Presence/absence of the Lgals6 gene in Mus species and subspecies from which the wild-derived inbred strains were derived. n_i, number of individuals from a given species or subspecies for which the presence of the Lgals6 gene was tested. Lgals6⁺, number of individuals from a given species or subspecies in which the Lgals6 gene has been detected. The Mus musculus ssp. branch regroups individuals of strains of still unsettled taxonomic status. The evolutionary tree has been modified from Guénet and Bonhomme (2003).

Figure 3.—

Geographical origin of the different individuals in which the presence of the Lgals6 gene was tested.
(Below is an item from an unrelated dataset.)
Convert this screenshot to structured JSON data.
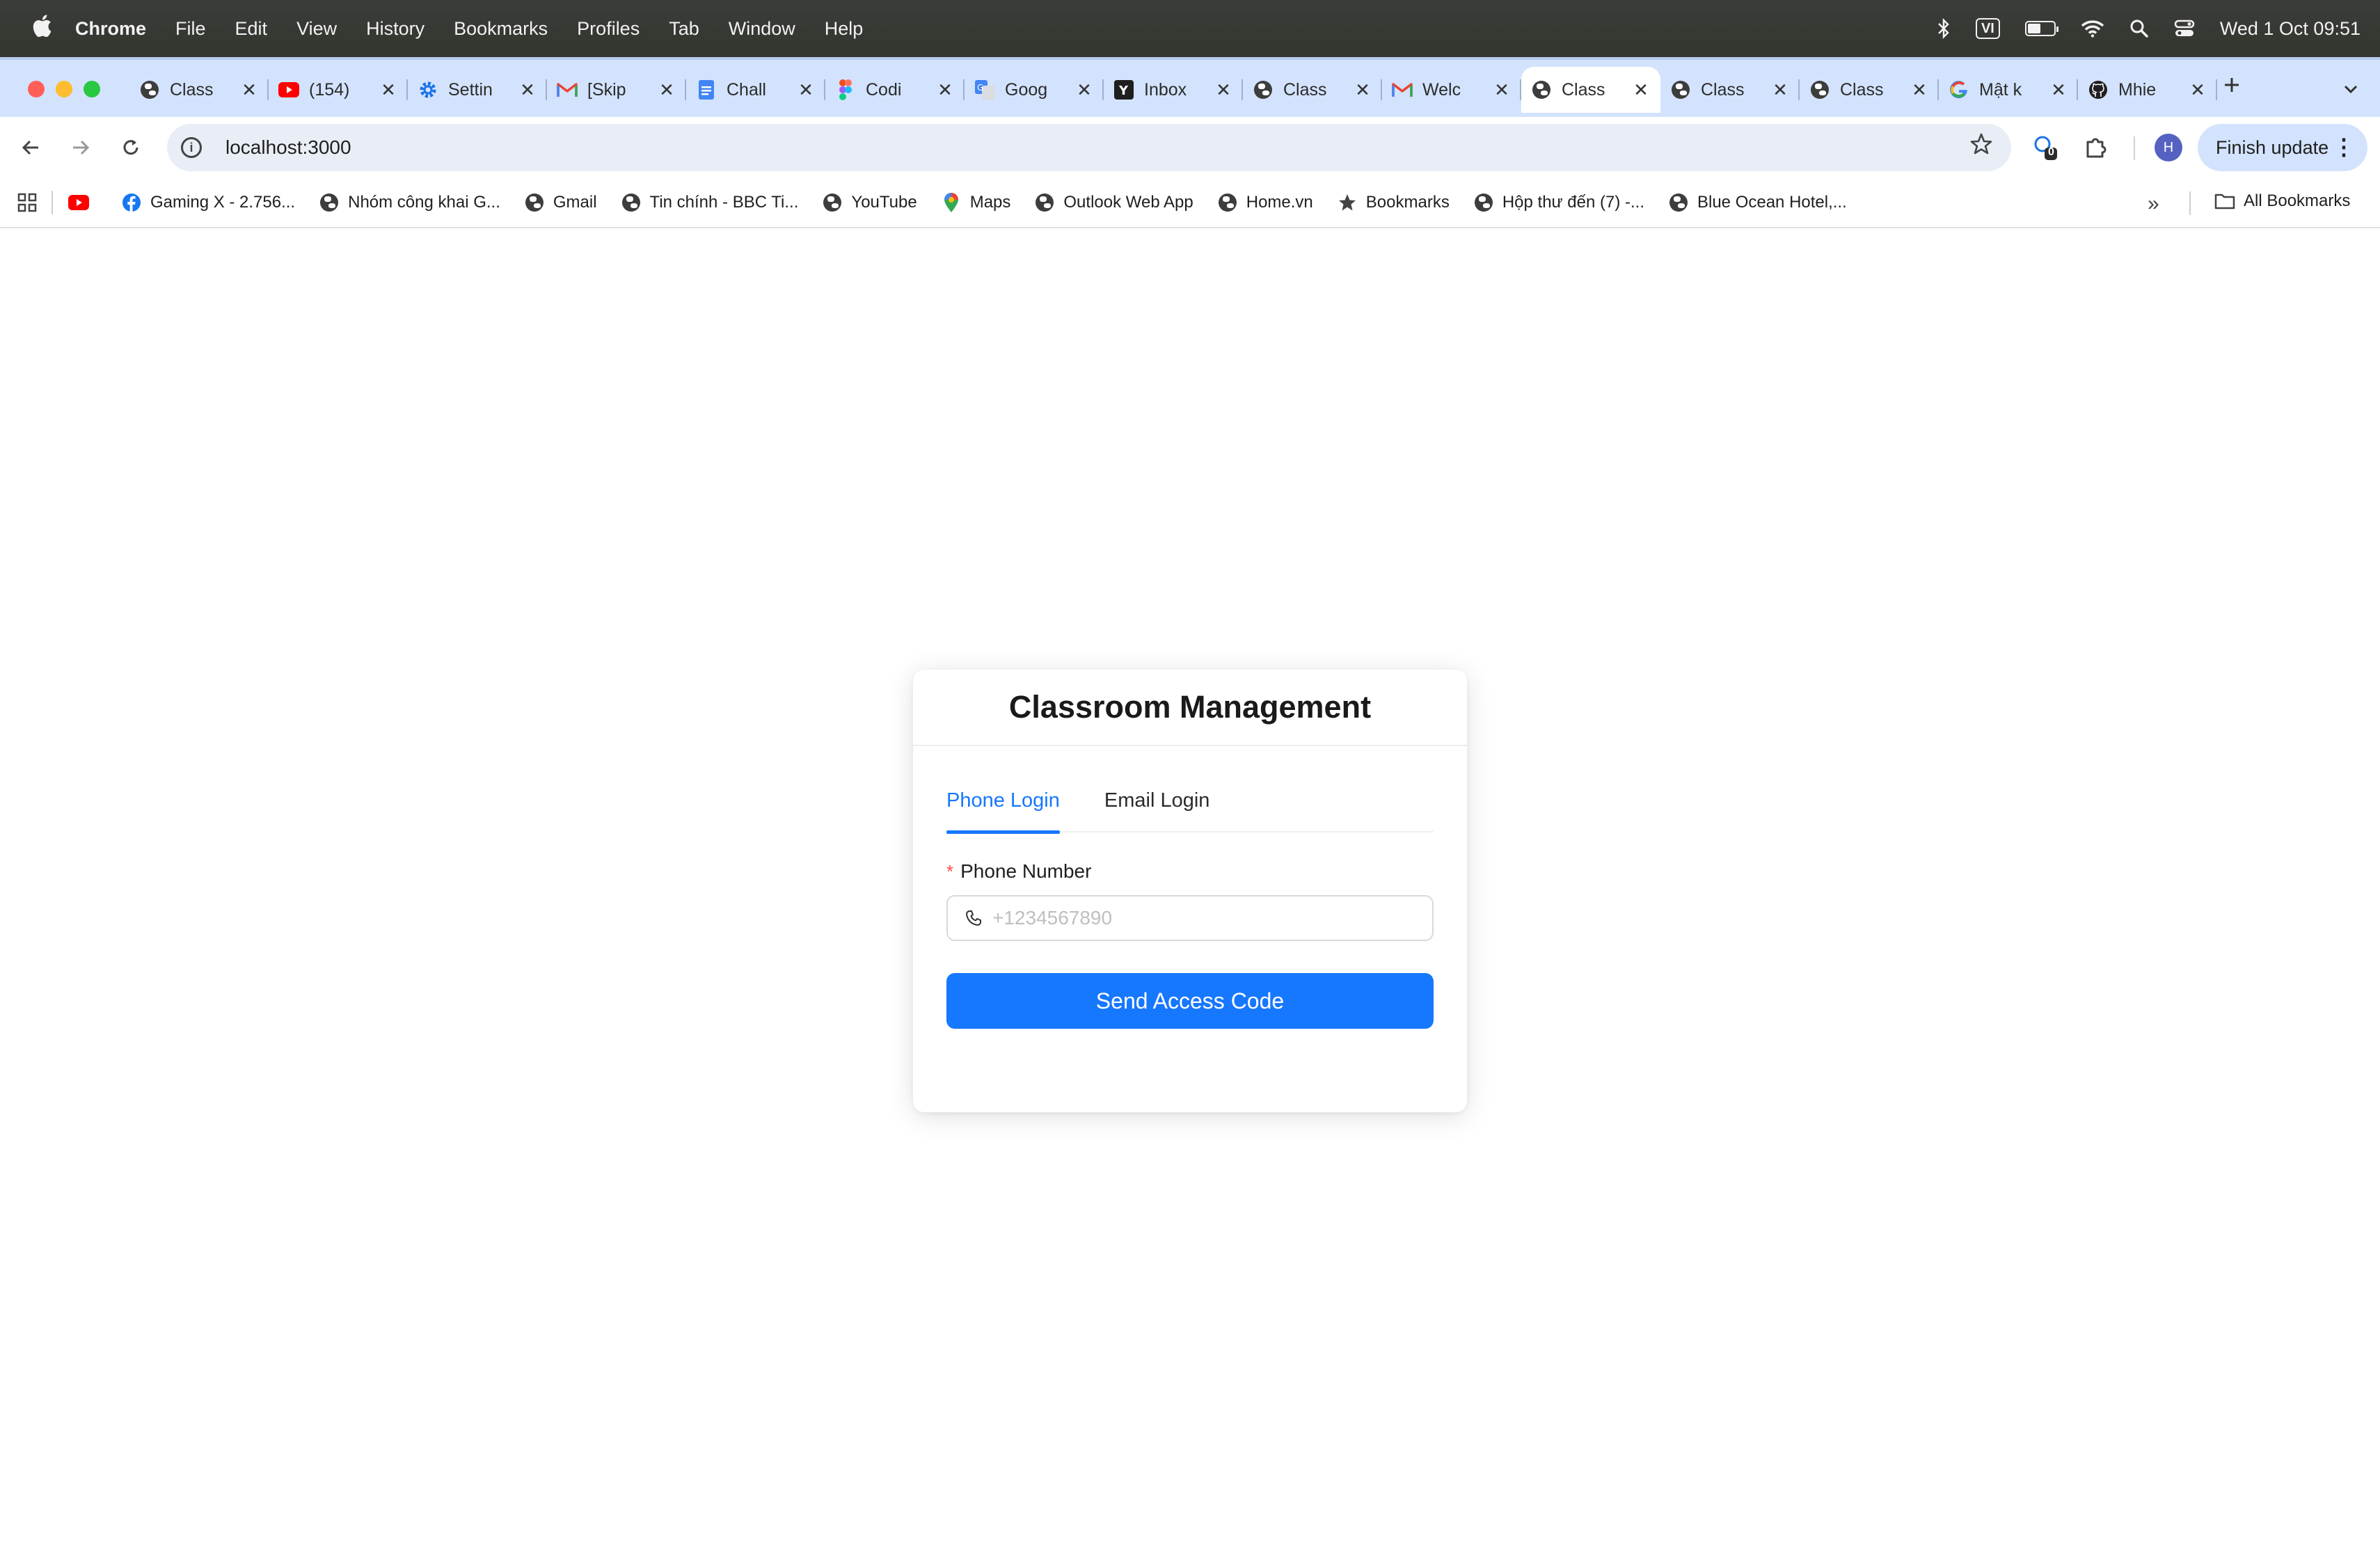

Symbols shown as a line group individuals belonging to the same population. Lgals6⁺, an individual from a given species or subspecies in which the Lgals6 gene has been detected (shaded). Lgals6⁻, an individual from a given species or subspecies in which the Lgals6 is absent (solid).

Figure 4.—

Phylogenetic tree of Lgals4 and Lgals6. This maximum-likelihood tree was reconstructed with 1234 sites of intronic sequences (input tree generated by BIONJ; HKY model including a Γ-correction with four categories of sites and ts:tv ratio estimated from the data). The numbers at nodes correspond to the percentage support of 1000 bootstrap replicates and percentages only >90% are shown. The intron 04 of sequences with an asterisk contains the SINE element. The branch f is postulated to be under positive selection and is considered as the foreground branch for branch-site models. D represents the gene duplication event; I, the insertion of the SINE element in the intron 04 of some Mus Lgals4 sequences.

Figure 5.—

Comparison of amino acid sequences of galectin-4 and galectin-6 sequences. Dashes represent gaps introduced for alignment: a genomic deletion in the Lgals6 gene removed two exons (05 and 06; see Figure 1), coding for part of the linker. Residues identical to those of the corresponding C57BL/6J galectin-4 are indicated by dots. Horizontal filled bars correspond to the F4- and F3-carbohydrate recognition domains (Houzelstein et al. 2004). The horizontal open bar corresponds to the linker region that is shorter in galectin-6 (G6) because of the deletion. Asterisks at the bottom of the sequences and corresponding shaded vertical bars mark the position of residues that interact with carbohydrates (Lobsanov et al. 1993). Open boxes indicate the β-strands. Vertical bars below the alignment show the Bayesian posterior probability of ω > 1 for each site. Arrows under vertical bars indicate sites with p(ω >1) > 0.95.